Regarding the agreement with IDH1 R132H-IHC, only one case was detected as negative discordant and this case was likely to be a false-positive IHC case as its analysis with 2 additional sensitive techniques confirmed its PCR and Sanger sequencing-identified IDH WT status. This highlights the need to ensure high quality in IHC testing when used for routine clinical diagnostic [37]. The number of cases (5 identified in total) with conflicting results from the IDH1/2 PCR assay and Sanger sequencing was less than 4%. Three of them could be explained by a low mutant allele content (<20%) which is below the Sanger sequencing sensitivity and therefore the mutation could not be detected using this technique. This further illustrates that if sensitivity of sequencing is generally not an issue when analyzing tumor samples with high content of neoplastic cells, it can become a limiting factor in the absence of macro-dissection for samples with a low tumor cellularity, leading to false negative results.

Overall, only 2 false-positive PCR results out of the 133 samples tested here were identified by comparison of IHC, Sanger sequencing, pyrosequencing and LNA-sequencing, which consistently established a WT IDH status for these 2 samples. Repeated PCR tests on these samples indicated a WT IDH status, supporting the hypothesis that the false-positive result from the first run might have come from an experimental error.

Additional synthetic samples were further analyzed in order to confirm the correct detection of all 11 rare mutations from the PCR assay and this analysis indicated 100% correct calls, further validating the performance of the assay.

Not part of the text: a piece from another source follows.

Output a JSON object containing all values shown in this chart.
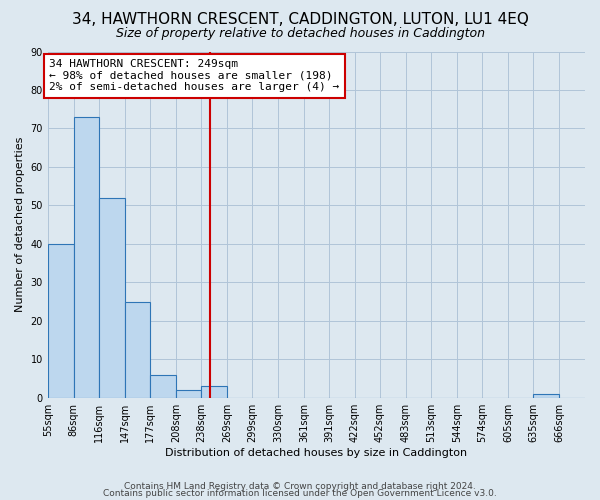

Interestingly, a new dinucleotide deletion/insertion mutation has been reported since the design of this assay [38]. Since this newly identified mutation is localized within the codon 132 of the IDH1 gene, the assay design and more specifically the clamping reaction, may allow its detection. It will be of interest to confirm this on synthetic samples reproducing this mutation and then on clinical FFPE samples if available.

Conclusions

In summary, we have developed a new PCR-based assay which enables rapid and simple detection of the major IDH1 R132H mutation and of 11 rarer IDH1/2 ones in FFPE glioma samples. The test is designed as a single-step PCR procedure combining clamping and ARMS. We have established here the high sensitivity and reliability of this new assay and validated it on 171 FFPE clinical samples, indicating that the test fulfilled both analytical and clinical performance required for implementation in clinical practice. The PCR test could be used as a rapid and robust novel tool in the clinical assessment of diffuse gliomas as well as in selecting patients suitable for clinical trials.